Choice, the freedom within it, makes it possible for us to feel confident in those choices because we feel empowered by knowledge, and whatever the outcome, our decisions will be better. No decision can produce perfection or predict the ideal path for unknown future consequences. Still, lack of clarity – for sure – is potentially dangerous or destructive because choices can be desperate or reckless.
Are you sure of something?
If you are, make choices rooted in that clarity.
Are you confused?
Then don’t make big decisions because the odds are not in your favour, and there is nothing worse than feeling uncertain and wrong at the same time. At best, make little decisions – and remember there is no reverse gear on a decision; you can always slam on the breaks, but you can’t go back and unwind choices or the passage of time as if it didn’t happen – we do not have that magical power.

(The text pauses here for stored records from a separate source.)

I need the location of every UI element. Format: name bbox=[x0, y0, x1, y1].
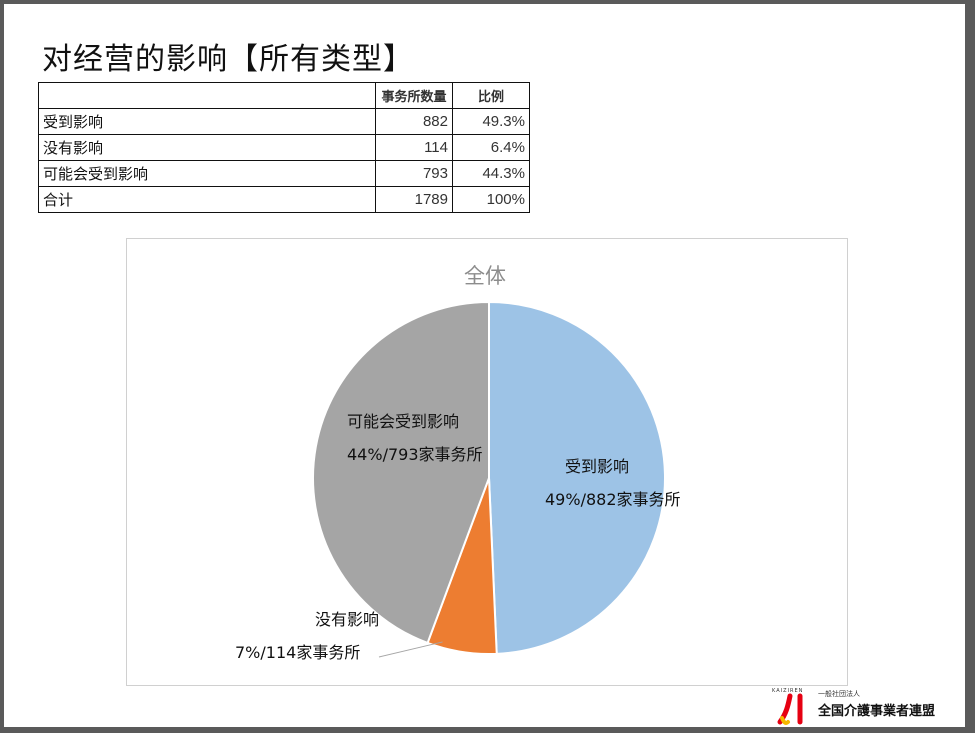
table-row: 可能会受到影响 793 44.3% bbox=[38, 160, 530, 187]
table-cell-ratio: 100% bbox=[452, 186, 530, 213]
page-title: 对经营的影响【所有类型】 bbox=[42, 42, 414, 77]
table-cell-category: 合计 bbox=[38, 186, 376, 213]
table-cell-count: 1789 bbox=[375, 186, 453, 213]
leader-line bbox=[378, 641, 443, 658]
pie-slice-name-label: 受到影响 bbox=[565, 457, 629, 476]
logo-name: 全国介護事業者連盟 bbox=[818, 704, 936, 719]
slide: 对经营的影响【所有类型】 事务所数量 比例 受到影响 882 49.3% 没有影… bbox=[4, 4, 965, 727]
table-cell-ratio: 49.3% bbox=[452, 108, 530, 135]
table-row: 合计 1789 100% bbox=[38, 186, 530, 213]
table-cell-count: 793 bbox=[375, 160, 453, 187]
table-cell-count: 882 bbox=[375, 108, 453, 135]
logo-caps: KAIZIREN bbox=[772, 688, 804, 694]
pie-slice-value-label: 7%/114家事务所 bbox=[235, 643, 360, 662]
logo-subtitle: 一般社団法人 bbox=[818, 690, 860, 698]
pie-slice-name-label: 可能会受到影响 bbox=[347, 412, 459, 431]
table-cell-ratio: 6.4% bbox=[452, 134, 530, 161]
table-header-blank bbox=[38, 82, 376, 109]
pie-slice-value-label: 44%/793家事务所 bbox=[347, 445, 483, 464]
summary-table: 事务所数量 比例 受到影响 882 49.3% 没有影响 114 6.4% 可能… bbox=[38, 82, 530, 213]
table-row: 受到影响 882 49.3% bbox=[38, 108, 530, 135]
table-row: 没有影响 114 6.4% bbox=[38, 134, 530, 161]
pie-slice bbox=[312, 300, 490, 645]
table-cell-category: 没有影响 bbox=[38, 134, 376, 161]
table-cell-ratio: 44.3% bbox=[452, 160, 530, 187]
table-header-ratio: 比例 bbox=[452, 82, 530, 109]
pie-chart-container: 全体 受到影响 49%/882家事务所没有影响 7%/114家事务所 可能会受到影响 4… bbox=[126, 238, 848, 686]
table-cell-count: 114 bbox=[375, 134, 453, 161]
table-cell-category: 受到影响 bbox=[38, 108, 376, 135]
table-cell-category: 可能会受到影响 bbox=[38, 160, 376, 187]
chart-title: 全体 bbox=[464, 264, 506, 288]
table-header-count: 事务所数量 bbox=[375, 82, 453, 109]
pie-slice-value-label: 49%/882家事务所 bbox=[545, 490, 681, 509]
pie-slice bbox=[488, 300, 666, 655]
organization-logo: KAIZIREN 一般社団法人 全国介護事業者連盟 bbox=[768, 684, 958, 725]
table-header-row: 事务所数量 比例 bbox=[38, 82, 530, 109]
logo-mark-icon bbox=[777, 693, 803, 725]
pie-slice-name-label: 没有影响 bbox=[315, 610, 379, 629]
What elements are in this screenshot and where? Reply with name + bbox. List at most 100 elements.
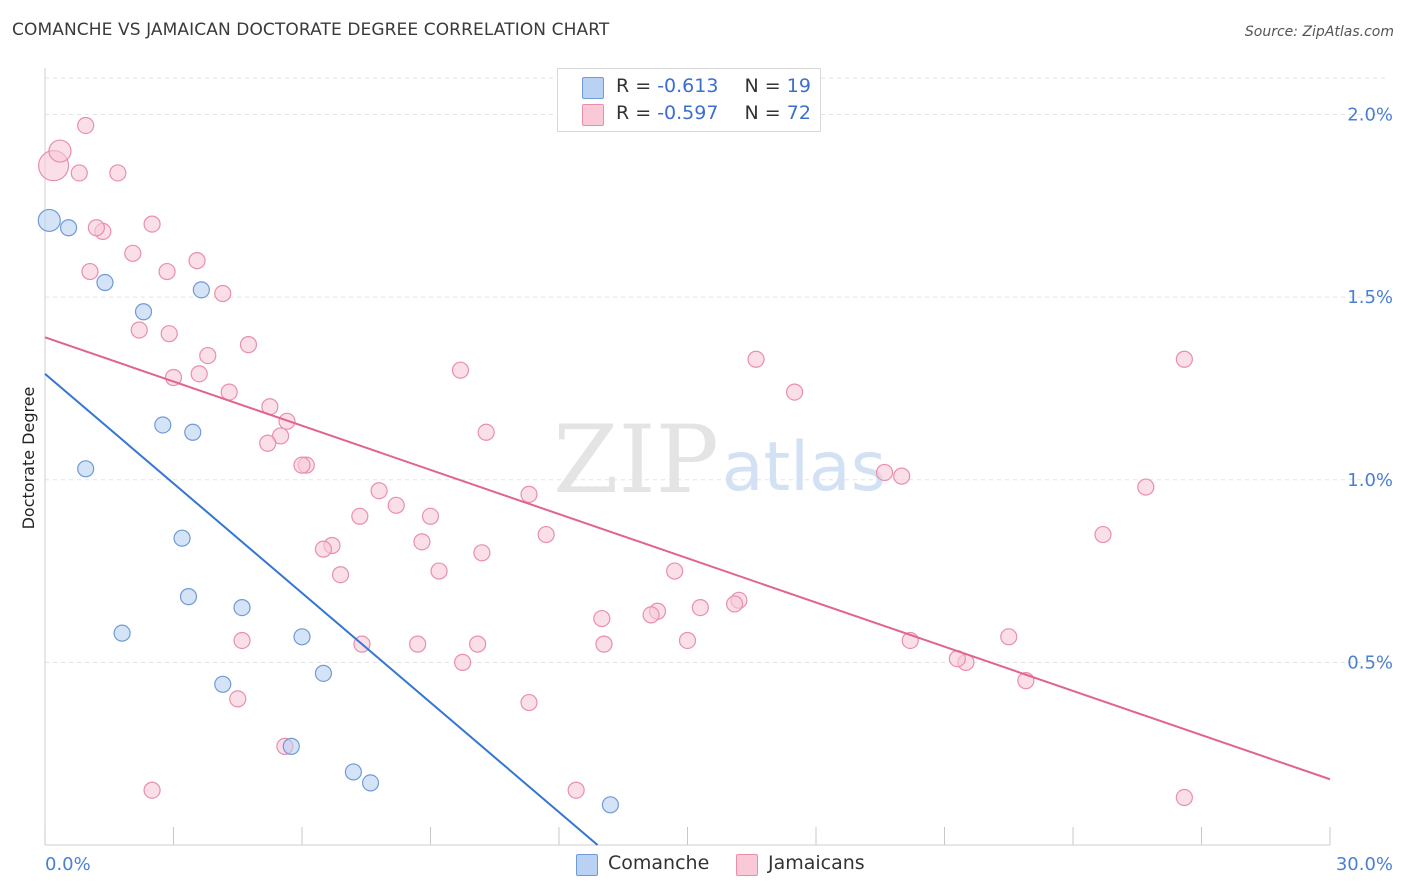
jamaicans-point: [81, 262, 99, 281]
jamaicans-point: [143, 781, 161, 799]
jamaicans-point: [520, 693, 538, 712]
jamaicans-point: [351, 507, 369, 525]
jamaicans-point: [642, 606, 660, 624]
jamaicans-point: [451, 361, 470, 379]
y-tick-label: 2.0%: [1347, 105, 1393, 126]
jamaicans-point: [595, 635, 613, 653]
jamaicans-point: [409, 635, 427, 653]
jamaicans-legend-label: Jamaicans: [768, 852, 865, 874]
jamaicans-point: [893, 467, 911, 485]
jamaicans-point: [747, 350, 765, 368]
comanche-points: [37, 208, 620, 814]
y-axis-label: Doctorate Degree: [19, 387, 38, 530]
y-tick-label: 1.5%: [1347, 287, 1393, 308]
jamaicans-point: [87, 219, 106, 237]
jamaicans-point: [314, 540, 333, 558]
jamaicans-point: [785, 383, 804, 401]
jamaicans-legend-swatch: [736, 854, 758, 876]
comanche-point: [77, 460, 95, 478]
jamaicans-point: [421, 507, 440, 525]
jamaicans-point: [454, 653, 472, 671]
jamaicans-point: [214, 284, 232, 303]
comanche-legend-swatch: [576, 854, 598, 876]
jamaicans-point: [726, 595, 744, 613]
comanche-point: [184, 423, 202, 441]
jamaicans-point: [190, 365, 208, 383]
comanche-point: [282, 737, 300, 755]
y-tick-label: 1.0%: [1347, 470, 1393, 491]
comanche-point: [214, 675, 232, 693]
jamaicans-point: [1137, 478, 1155, 496]
x-tick-label-min: 0.0%: [45, 854, 91, 875]
jamaicans-point: [77, 116, 95, 135]
jamaicans-point: [537, 525, 555, 544]
trend-lines: [44, 336, 1331, 846]
jamaicans-point: [477, 423, 495, 441]
comanche-swatch: [582, 77, 604, 99]
jamaicans-point: [678, 631, 697, 650]
jamaicans-point: [473, 544, 491, 562]
comanche-point: [293, 628, 311, 646]
jamaicans-point: [331, 566, 350, 584]
jamaicans-point: [188, 252, 206, 270]
chart-title: COMANCHE VS JAMAICAN DOCTORATE DEGREE CO…: [12, 20, 610, 40]
comanche-n-label: N =: [744, 75, 787, 97]
source-credit: Source: ZipAtlas.com: [1244, 24, 1394, 40]
comanche-point: [173, 529, 191, 547]
jamaicans-n-value: 72: [786, 102, 811, 124]
jamaicans-point: [199, 346, 217, 365]
jamaicans-point: [413, 533, 431, 551]
tick-labels: 0.5% 1.0% 1.5% 2.0% 0.0% 30.0%: [45, 105, 1393, 875]
jamaicans-point: [271, 427, 290, 445]
jamaicans-point: [70, 164, 88, 182]
comanche-point: [314, 664, 333, 682]
comanche-point: [192, 281, 210, 299]
jamaicans-point: [143, 215, 161, 233]
comanche-point: [344, 763, 362, 781]
jamaicans-swatch: [582, 104, 604, 126]
comanche-point: [179, 588, 198, 606]
jamaicans-point: [1000, 628, 1018, 646]
jamaicans-point: [130, 321, 148, 339]
comanche-n-value: 19: [786, 75, 811, 97]
y-tick-label: 0.5%: [1347, 652, 1393, 673]
watermark-atlas: atlas: [722, 428, 886, 507]
jamaicans-point: [239, 336, 258, 354]
watermark-zip: ZIP: [553, 406, 719, 515]
comanche-point: [113, 624, 131, 642]
x-tick-label-max: 30.0%: [1336, 854, 1393, 875]
watermark: ZIP atlas: [553, 406, 886, 515]
jamaicans-n-label: N =: [744, 102, 787, 124]
jamaicans-point: [48, 139, 72, 163]
comanche-point: [233, 598, 251, 617]
comanche-trend-line: [44, 373, 599, 846]
jamaicans-point: [666, 562, 684, 580]
jamaicans-point: [567, 781, 585, 799]
jamaicans-point: [233, 631, 251, 650]
jamaicans-r-value: -0.597: [657, 102, 719, 124]
comanche-legend-label: Comanche: [608, 852, 710, 874]
jamaicans-point: [387, 496, 405, 514]
comanche-r-label: R =: [616, 75, 658, 97]
jamaicans-point: [370, 482, 388, 500]
jamaicans-point: [158, 262, 176, 281]
jamaicans-point: [164, 368, 183, 387]
comanche-r-value: -0.613: [657, 75, 719, 97]
jamaicans-point: [1094, 525, 1112, 544]
jamaicans-point: [124, 244, 142, 262]
jamaicans-point: [875, 463, 894, 482]
jamaicans-point: [430, 562, 448, 580]
correlation-legend: R = -0.613 N = 19 R = -0.597 N = 72: [557, 68, 821, 132]
jamaicans-point: [109, 164, 127, 182]
jamaicans-trend-line: [44, 336, 1331, 781]
jamaicans-point: [691, 598, 709, 617]
comanche-point: [134, 303, 153, 321]
comanche-point: [601, 796, 620, 814]
jamaicans-point: [1175, 788, 1193, 807]
jamaicans-r-label: R =: [616, 102, 658, 124]
jamaicans-point: [593, 609, 611, 628]
comanche-point: [96, 273, 114, 292]
comanche-point: [37, 208, 61, 233]
grid-lines: [45, 77, 1385, 663]
comanche-point: [59, 219, 78, 237]
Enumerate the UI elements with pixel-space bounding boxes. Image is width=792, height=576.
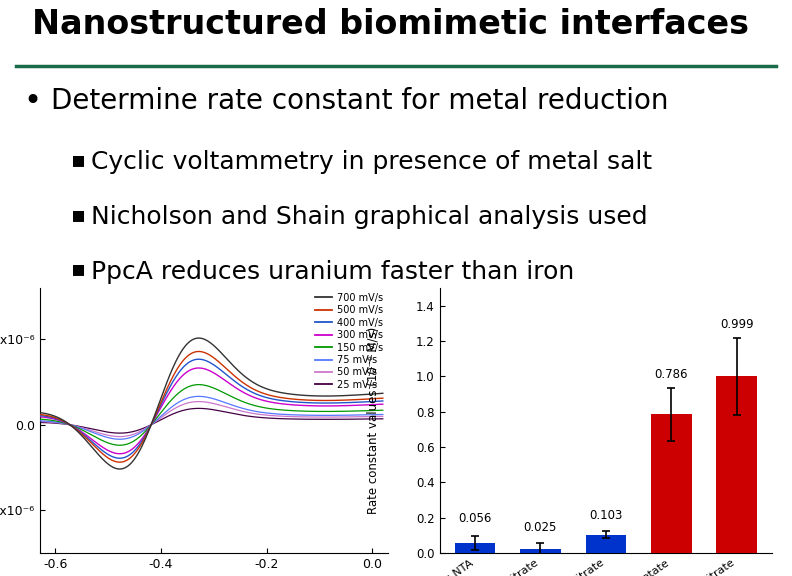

Whatever you knew yesterday is changed now, impacted by what happens today or what you processed overnight in your unconscious mind. A different person is now making choices, so ask yourself if you would reconsider your options for tomorrow based on what changed within you yesterday. And today.
Who we are today: ‘life until yesterday’ + one more day = one day at a time*, lived consecutively. Our experiences are sometimes forgettable, sometimes regrettable, and not reversible – forward is the only gear, and the speed is one revolution of the earth daily.
And each day, we add another; we make and remake and reshape life. If you don’t like the life you have or how it is going, the first action is to make a choice and then live that choice until you make another.